Das Zettelkastenprinzip

Maurice Renck

Notizen zu machen ist einfach, man schnappt sich einen Zettel oder eine App und schreibt los. Notizen zu verstehen ist schwer, denn oftmals fehlen uns bereits nach kurzer Zeit Zusammenhänge und Kontext.

Die Kunst des Notierens liegt darin, die Notiz so niederzuschreiben, dass sie auch in ein paar Tagen, Monaten, sogar Jahren noch verständlich ist. Nur, wie macht man das?
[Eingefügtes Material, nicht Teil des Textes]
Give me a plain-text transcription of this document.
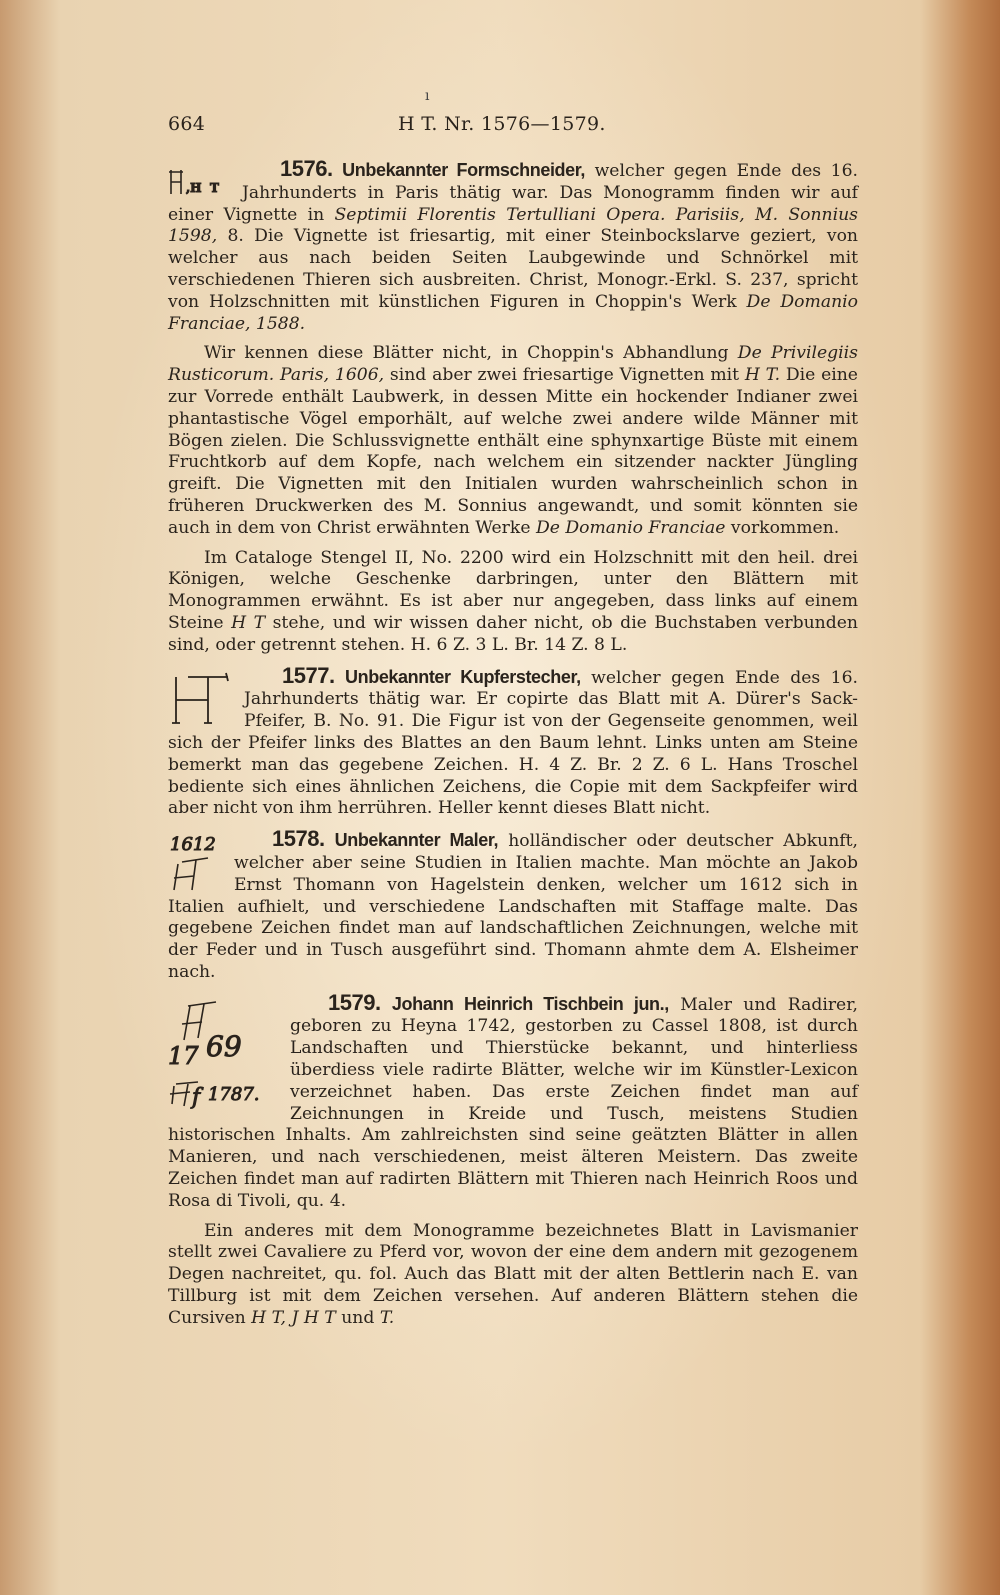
ı
664	H T. Nr. 1576—1579.

1576. Unbekannter Formschneider,
,H T
welcher gegen Ende des 16. Jahrhunderts in Paris thätig war. Das Monogramm finden wir auf einer Vignette in Septimii Florentis Tertulliani Opera. Parisiis, M. Sonnius 1598, 8. Die Vignette ist friesartig, mit einer Steinbockslarve geziert, von welcher aus nach beiden Seiten Laubgewinde und Schnörkel mit verschiedenen Thieren sich ausbreiten. Christ, Monogr.-Erkl. S. 237, spricht von Holzschnitten mit künstlichen Figuren in Choppin's Werk De Domanio Franciae, 1588.

Wir kennen diese Blätter nicht, in Choppin's Abhandlung De Privilegiis Rusticorum. Paris, 1606, sind aber zwei friesartige Vignetten mit H T. Die eine zur Vorrede enthält Laubwerk, in dessen Mitte ein hockender Indianer zwei phantastische Vögel emporhält, auf welche zwei andere wilde Männer mit Bögen zielen. Die Schlussvignette enthält eine sphynxartige Büste mit einem Fruchtkorb auf dem Kopfe, nach welchem ein sitzender nackter Jüngling greift. Die Vignetten mit den Initialen wurden wahrscheinlich schon in früheren Druckwerken des M. Sonnius angewandt, und somit könnten sie auch in dem von Christ erwähnten Werke De Domanio Franciae vorkommen.

Im Cataloge Stengel II, No. 2200 wird ein Holzschnitt mit den heil. drei Königen, welche Geschenke darbringen, unter den Blättern mit Monogrammen erwähnt. Es ist aber nur angegeben, dass links auf einem Steine H T stehe, und wir wissen daher nicht, ob die Buchstaben verbunden sind, oder getrennt stehen. H. 6 Z. 3 L. Br. 14 Z. 8 L.

1577. Unbekannter Kupferstecher,
welcher gegen Ende des 16. Jahrhunderts thätig war. Er copirte das Blatt mit A. Dürer's Sack-Pfeifer, B. No. 91. Die Figur ist von der Gegenseite genommen, weil sich der Pfeifer links des Blattes an den Baum lehnt. Links unten am Steine bemerkt man das gegebene Zeichen. H. 4 Z. Br. 2 Z. 6 L. Hans Troschel bediente sich eines ähnlichen Zeichens, die Copie mit dem Sackpfeifer wird aber nicht von ihm herrühren. Heller kennt dieses Blatt nicht.

1578. Unbekannter Maler,
1612	holländischer oder deutscher Abkunft, welcher aber seine Studien in Italien machte. Man möchte an Jakob Ernst Thomann von Hagelstein denken, welcher um 1612 sich in Italien aufhielt, und verschiedene Landschaften mit Staffage malte. Das gegebene Zeichen findet man auf landschaftlichen Zeichnungen, welche mit der Feder und in Tusch ausgeführt sind. Thomann ahmte dem A. Elsheimer nach.

1579. Johann Heinrich Tischbein jun.,
17 69
f 1787.
Maler und Radirer, geboren zu Heyna 1742, gestorben zu Cassel 1808, ist durch Landschaften und Thierstücke bekannt, und hinterliess überdiess viele radirte Blätter, welche wir im Künstler-Lexicon verzeichnet haben. Das erste Zeichen findet man auf Zeichnungen in Kreide und Tusch, meistens Studien historischen Inhalts. Am zahlreichsten sind seine geätzten Blätter in allen Manieren, und nach verschiedenen, meist älteren Meistern. Das zweite Zeichen findet man auf radirten Blättern mit Thieren nach Heinrich Roos und Rosa di Tivoli, qu. 4.

Ein anderes mit dem Monogramme bezeichnetes Blatt in Lavismanier stellt zwei Cavaliere zu Pferd vor, wovon der eine dem andern mit gezogenem Degen nachreitet, qu. fol. Auch das Blatt mit der alten Bettlerin nach E. van Tillburg ist mit dem Zeichen versehen. Auf anderen Blättern stehen die Cursiven H T, J H T und T.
Ein Ansatz ist das Prinzip des Zettelkastens. Bekannt wurde es durch den Soziologen Niklas Luhmann, der das Prinzip nutzte, um zahlreiche Bücher zu schreiben. Er gilt oft als Erfinder der Methode, dabei arbeiteten auch andere Autoren nach ähnlichen Methoden. Arno Schmidt schrieb seine Bücher mithilfe seiner umfangreichen Zettelsammlung. Sein bekanntestes Werk „Zettel’s Traum“, trägt den Zettel nicht nur im Namen, sondern zeigt auch eindrucksvoll, was möglich ist. Es ist riesig, wiegt neun Kilogramm und umfasst mehr als 1.300 großformatige Seiten.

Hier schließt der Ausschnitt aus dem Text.